Pour sortir de ces « jeux psychologiques » seule la posture adulte/adulte, correspondant au OK+/OK+ fonctionne. Recevoir les deux et faire le point des actes posés de façon concrète et pragmatique, sans jugement de valeur, dans une posture d'empathie assertive vous évitera cet écueil.
Après trois entretiens de ce type et si les engagements ne sont pas tenus, vous ne pourrez plus que constater la réalité d'une rupture dont ils sont coresponsables et organiser leur séparation.
Pourquoi est-ce important pour les participants au conflit ?
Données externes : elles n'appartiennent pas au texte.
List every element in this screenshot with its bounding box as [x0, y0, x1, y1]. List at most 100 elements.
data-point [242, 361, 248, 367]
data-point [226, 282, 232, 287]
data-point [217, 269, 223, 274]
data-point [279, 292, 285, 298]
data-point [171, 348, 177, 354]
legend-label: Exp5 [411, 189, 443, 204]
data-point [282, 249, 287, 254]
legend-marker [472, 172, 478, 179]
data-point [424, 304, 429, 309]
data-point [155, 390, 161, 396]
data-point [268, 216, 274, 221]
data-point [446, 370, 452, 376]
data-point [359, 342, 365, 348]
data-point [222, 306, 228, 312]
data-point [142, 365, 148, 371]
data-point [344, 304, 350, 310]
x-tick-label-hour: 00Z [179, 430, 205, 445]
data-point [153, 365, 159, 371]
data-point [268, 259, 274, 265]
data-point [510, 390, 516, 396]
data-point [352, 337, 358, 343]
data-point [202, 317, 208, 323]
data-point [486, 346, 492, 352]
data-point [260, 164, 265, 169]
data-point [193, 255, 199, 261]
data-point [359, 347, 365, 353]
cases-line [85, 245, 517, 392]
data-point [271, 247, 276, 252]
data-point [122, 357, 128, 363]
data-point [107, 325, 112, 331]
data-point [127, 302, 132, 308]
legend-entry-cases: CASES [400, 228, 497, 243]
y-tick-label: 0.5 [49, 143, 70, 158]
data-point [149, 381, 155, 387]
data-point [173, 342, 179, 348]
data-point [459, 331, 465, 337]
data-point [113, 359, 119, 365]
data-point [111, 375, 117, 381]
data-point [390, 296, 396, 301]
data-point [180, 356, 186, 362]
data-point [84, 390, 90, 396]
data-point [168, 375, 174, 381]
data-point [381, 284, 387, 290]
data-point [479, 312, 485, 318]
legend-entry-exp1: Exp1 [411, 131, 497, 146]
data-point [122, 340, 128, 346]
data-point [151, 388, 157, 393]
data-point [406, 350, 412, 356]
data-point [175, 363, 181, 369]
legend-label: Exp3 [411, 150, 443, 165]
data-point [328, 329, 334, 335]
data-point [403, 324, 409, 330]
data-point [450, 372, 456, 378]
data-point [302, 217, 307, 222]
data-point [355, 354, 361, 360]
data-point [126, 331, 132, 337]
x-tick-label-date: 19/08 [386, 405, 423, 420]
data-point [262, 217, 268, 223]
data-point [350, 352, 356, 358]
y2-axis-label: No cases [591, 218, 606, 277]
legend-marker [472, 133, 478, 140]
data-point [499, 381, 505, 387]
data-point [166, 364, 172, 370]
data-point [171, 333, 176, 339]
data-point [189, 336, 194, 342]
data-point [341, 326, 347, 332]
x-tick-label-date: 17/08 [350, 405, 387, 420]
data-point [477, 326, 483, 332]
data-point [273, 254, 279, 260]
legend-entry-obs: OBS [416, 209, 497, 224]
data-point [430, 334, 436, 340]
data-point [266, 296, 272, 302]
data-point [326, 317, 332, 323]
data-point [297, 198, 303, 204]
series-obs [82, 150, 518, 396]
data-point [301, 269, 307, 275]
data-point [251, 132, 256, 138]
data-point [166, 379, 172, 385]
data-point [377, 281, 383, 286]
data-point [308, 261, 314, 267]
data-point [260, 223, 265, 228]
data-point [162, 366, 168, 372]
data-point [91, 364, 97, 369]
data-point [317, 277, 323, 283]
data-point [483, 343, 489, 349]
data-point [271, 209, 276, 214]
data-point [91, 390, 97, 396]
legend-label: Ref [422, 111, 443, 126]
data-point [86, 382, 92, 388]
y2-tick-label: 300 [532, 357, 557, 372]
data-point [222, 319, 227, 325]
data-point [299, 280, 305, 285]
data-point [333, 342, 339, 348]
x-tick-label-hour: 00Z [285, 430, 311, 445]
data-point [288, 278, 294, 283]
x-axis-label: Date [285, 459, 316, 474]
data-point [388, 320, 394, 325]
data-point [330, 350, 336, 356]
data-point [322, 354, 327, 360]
apaisement des relations ;
meilleure qualité de vie au travail ;
meilleure concentration sur la mission une fois la focalisation sur le conflit interrompue ;
augmentation des résultats.
Pourquoi est-ce important à réaliser pour le service, l'entreprise, les collègues, etc. ?
apaisement des relations, moins de tension contagieuse ;
meilleur climat dans l'équipe ;
plus grande disponibilité pour les travaux de groupe ;
image de l'entreprise.
Pourquoi est-ce important pour vous et vos deux collaborateurs concernés ?
fiabilité du manager ;
sentiment de soutien, de non-jugement ;
renforce le sentiment d'appartenance.
Quelles seraient les répercussions s'ils ne savaient pas faire ?
crise dans l'équipe par contagion ;
clanisme ;
démotivation ;
image négative du service, de l'entreprise auprès des clients partenaires et fournisseurs.
Exemples de problèmes vécus récemment :
La société de transport en commun a perdu le marché d'une école dont les enseignants ont vu deux chauffeurs se battre dans la cour de l'entreprise lors d'une réunion et craignent un mauvais exemple pour les élèves.